Figure 27 : Expression tissu-spécifique des lncRNAs et des ARNm. Abondance de 4373 lncRNAs (lignes) et 28 802 ARNm (lignes) Dans les différents tissus testés (colonnes) l’intensité de couleur représente le niveau d’expression du gène. Il y a majoritairement plus de lincRNAs exprimés spécifiquement mais leurs expressions sont globalement moins fortes que celles des ARNm. Il y a cependant une forte expression de lncRNAs dans les testicules (Adapté de Cabili et al., 2011).

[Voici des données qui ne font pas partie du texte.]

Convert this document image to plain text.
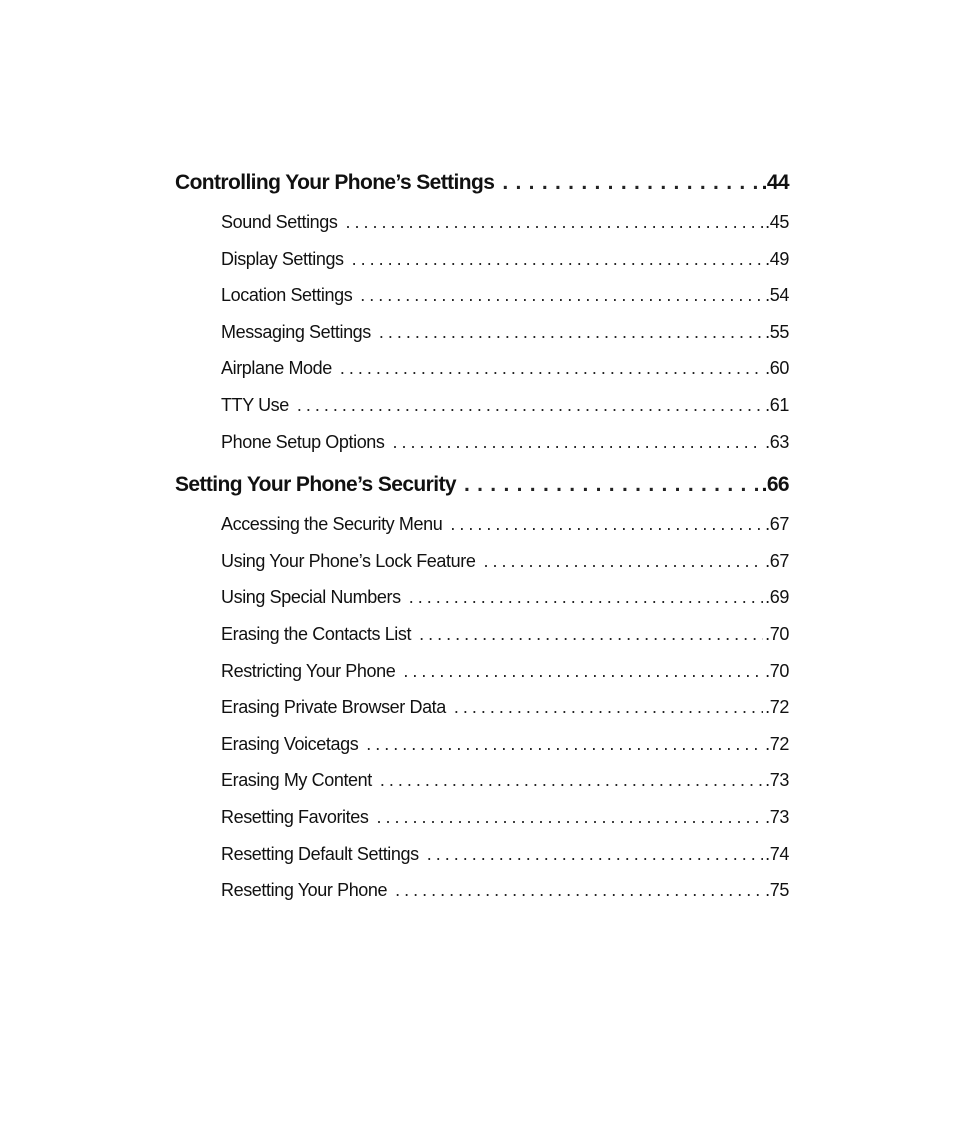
Controlling Your Phone’s Settings . . .	.44
Sound Settings . . .	.45
Display Settings . . .	.49
Location Settings . . .	.54
Messaging Settings . . .	.55
Airplane Mode . . .	.60
TTY Use . . .	.61
Phone Setup Options . . .	.63
Setting Your Phone’s Security . . .	.66
Accessing the Security Menu . . .	.67
Using Your Phone’s Lock Feature . . .	.67
Using Special Numbers . . .	.69
Erasing the Contacts List . . .	.70
Restricting Your Phone . . .	.70
Erasing Private Browser Data . . .	.72
Erasing Voicetags . . .	.72
Erasing My Content . . .	.73
Resetting Favorites . . .	.73
Resetting Default Settings . . .	.74
Resetting Your Phone . . .	.75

68 Le lncRNA Evf2 par exemple, est majoritairement exprimé dans le cerveau antérieur en développement et régule l'expression des gènes Dlx5/6 (distal-less homeobox) (Feng, 2006). Son expression et cette régulation s'avèrent nécessaires au développement du cerveau antérieur et à l'établissement des circuits neuronaux GABA-dépendants de l'hippocampe chez la souris (Feng, 2006). Exprimée de manière plus tissu-spécifique encore, la paire de lncRNAs HAR1A et HAR1B (highly accelerated region 1) est uniquement exprimée au niveau des neurones Cajal-Retzius dans le néocortex à la mi-gestation chez les primates. L'expression de ces ARNs s'étend à l'hippocampe, au cortex cérébelleux et au gyrus denté. A l'âge adulte, l'expression n'est plus uniquement cérébrale mais aussi ovarienne et testiculaire (Pollard et al., 2006).

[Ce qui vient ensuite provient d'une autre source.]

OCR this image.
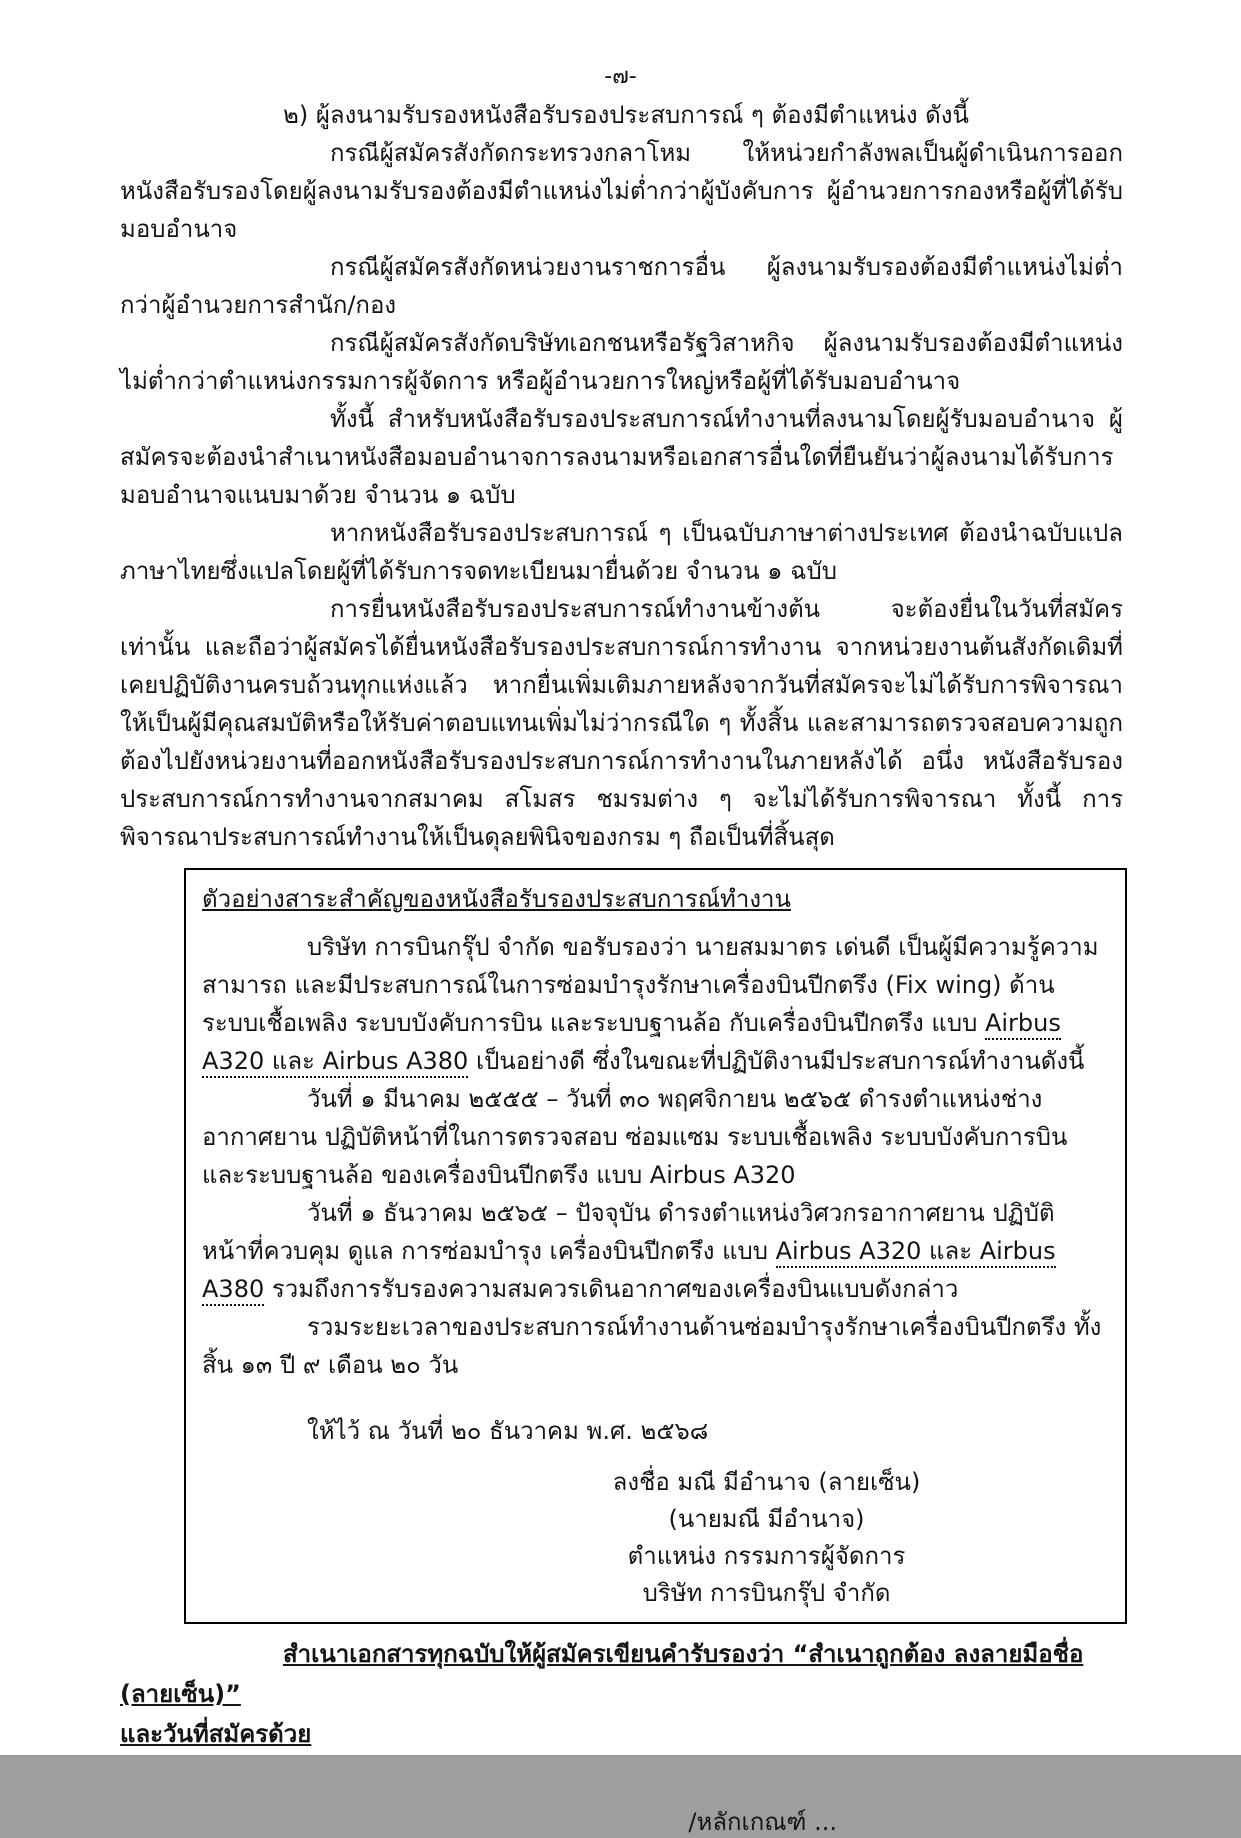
-๗-
๒) ผู้ลงนามรับรองหนังสือรับรองประสบการณ์ ๆ ต้องมีตำแหน่ง ดังนี้
กรณีผู้สมัครสังกัดกระทรวงกลาโหม ให้หน่วยกำลังพลเป็นผู้ดำเนินการออกหนังสือรับรองโดยผู้ลงนามรับรองต้องมีตำแหน่งไม่ต่ำกว่าผู้บังคับการ ผู้อำนวยการกองหรือผู้ที่ได้รับมอบอำนาจ
กรณีผู้สมัครสังกัดหน่วยงานราชการอื่น ผู้ลงนามรับรองต้องมีตำแหน่งไม่ต่ำกว่าผู้อำนวยการสำนัก/กอง
กรณีผู้สมัครสังกัดบริษัทเอกชนหรือรัฐวิสาหกิจ ผู้ลงนามรับรองต้องมีตำแหน่งไม่ต่ำกว่าตำแหน่งกรรมการผู้จัดการ หรือผู้อำนวยการใหญ่หรือผู้ที่ได้รับมอบอำนาจ
ทั้งนี้ สำหรับหนังสือรับรองประสบการณ์ทำงานที่ลงนามโดยผู้รับมอบอำนาจ ผู้สมัครจะต้องนำสำเนาหนังสือมอบอำนาจการลงนามหรือเอกสารอื่นใดที่ยืนยันว่าผู้ลงนามได้รับการมอบอำนาจแนบมาด้วย จำนวน ๑ ฉบับ
หากหนังสือรับรองประสบการณ์ ๆ เป็นฉบับภาษาต่างประเทศ ต้องนำฉบับแปลภาษาไทยซึ่งแปลโดยผู้ที่ได้รับการจดทะเบียนมายื่นด้วย จำนวน ๑ ฉบับ
การยื่นหนังสือรับรองประสบการณ์ทำงานข้างต้น จะต้องยื่นในวันที่สมัครเท่านั้น และถือว่าผู้สมัครได้ยื่นหนังสือรับรองประสบการณ์การทำงาน จากหน่วยงานต้นสังกัดเดิมที่เคยปฏิบัติงานครบถ้วนทุกแห่งแล้ว หากยื่นเพิ่มเติมภายหลังจากวันที่สมัครจะไม่ได้รับการพิจารณาให้เป็นผู้มีคุณสมบัติหรือให้รับค่าตอบแทนเพิ่มไม่ว่ากรณีใด ๆ ทั้งสิ้น และสามารถตรวจสอบความถูกต้องไปยังหน่วยงานที่ออกหนังสือรับรองประสบการณ์การทำงานในภายหลังได้ อนึ่ง หนังสือรับรองประสบการณ์การทำงานจากสมาคม สโมสร ชมรมต่าง ๆ จะไม่ได้รับการพิจารณา ทั้งนี้ การพิจารณาประสบการณ์ทำงานให้เป็นดุลยพินิจของกรม ๆ ถือเป็นที่สิ้นสุด
ตัวอย่างสาระสำคัญของหนังสือรับรองประสบการณ์ทำงาน
บริษัท การบินกรุ๊ป จำกัด ขอรับรองว่า นายสมมาตร เด่นดี เป็นผู้มีความรู้ความสามารถ และมีประสบการณ์ในการซ่อมบำรุงรักษาเครื่องบินปีกตรึง (Fix wing) ด้านระบบเชื้อเพลิง ระบบบังคับการบิน และระบบฐานล้อ กับเครื่องบินปีกตรึง แบบ Airbus A320 และ Airbus A380 เป็นอย่างดี ซึ่งในขณะที่ปฏิบัติงานมีประสบการณ์ทำงานดังนี้
วันที่ ๑ มีนาคม ๒๕๕๕ – วันที่ ๓๐ พฤศจิกายน ๒๕๖๕ ดำรงตำแหน่งช่างอากาศยาน ปฏิบัติหน้าที่ในการตรวจสอบ ซ่อมแซม ระบบเชื้อเพลิง ระบบบังคับการบิน และระบบฐานล้อ ของเครื่องบินปีกตรึง แบบ Airbus A320
วันที่ ๑ ธันวาคม ๒๕๖๕ – ปัจจุบัน ดำรงตำแหน่งวิศวกรอากาศยาน ปฏิบัติหน้าที่ควบคุม ดูแล การซ่อมบำรุง เครื่องบินปีกตรึง แบบ Airbus A320 และ Airbus A380 รวมถึงการรับรองความสมควรเดินอากาศของเครื่องบินแบบดังกล่าว
รวมระยะเวลาของประสบการณ์ทำงานด้านซ่อมบำรุงรักษาเครื่องบินปีกตรึง ทั้งสิ้น ๑๓ ปี ๙ เดือน ๒๐ วัน
ให้ไว้ ณ วันที่ ๒๐ ธันวาคม พ.ศ. ๒๕๖๘
ลงชื่อ มณี มีอำนาจ (ลายเซ็น)
(นายมณี มีอำนาจ)
ตำแหน่ง กรรมการผู้จัดการ
บริษัท การบินกรุ๊ป จำกัด
สำเนาเอกสารทุกฉบับให้ผู้สมัครเขียนคำรับรองว่า “สำเนาถูกต้อง ลงลายมือชื่อ (ลายเซ็น)”
และวันที่สมัครด้วย
/หลักเกณฑ์ ...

Tout comme dans un contexte normal, l'expression des lncRNAs peut être dépendante d'un contexte pathologique. Il existe des lncRNAs spécifiques du tissu cancéreux comparé au tissu adjacent normal, constituant notamment d'excellents marqueurs néoplasiques. CCAT1 (Colon Cancer Associated Transcript 1) par exemple, est un lncRNA exprimé uniquement dans le tissu cancéreux du côlon et non dans le tissu sain (Kam et al., 2013). Par ailleurs, Iyer et al. ont mis en évidence récemment, par une méta-analyse de 25 études indépendantes, près de 8 000 lncRNAs tissu-spécifique ou tumeur spécifique sur plus de 58 000 lncRNAs identifiés, confirmant plus encore cette caractéristique des lncRNAs (Iyer et al., 2015).

d.

Localisation cellulaire

Plusieurs travaux ont montré que la grande majorité des lncRNAs était nucléaire et associée à la chromatine (Djebali et al., 2012)(Mondal et al., 2010) et cela indépendamment de leurs classes (intronique, intergénique, anti-sens) (Derrien et al., 2012). Bien que ce soit en accord avec plusieurs études présentant les lncRNAs comme majoritairement impliqués dans les régulations épigénétiques et associés à la chromatine, cette localisation peut également être le reflet d'une plus grande dégradation par des mécanismes comme le NMD (Nonsense mediated decay). Ces ARNs non codants peuvent présenter des ORFs "de mauvaise qualité" et ainsi être des cibles de ce mécanisme de dégradation cytoplasmique. Malgré cet enrichissement dans le noyau, une partie des lncRNAs peut être enrichie dans le cytoplasme. C'est le cas par exemple de mascRNA (MALAT1-associated Small Cytoplasmic RNA) (Wilusz et al., 2008), de NRON (non coding RNA, repressor of NFAT) (Willingham et al., 2005) ou du lncRNA GAS5 (growth arrest-specific 5) (Kino et al., 2010). Au vue des grandes différences fonctionnelles qui existent entre un lncRNA nucléaire ou cytoplasmique, la question de la localisation des lncRNAs s'avère donc cruciale dans l'établissement du potentiel fonctionnel d'un lncRNA.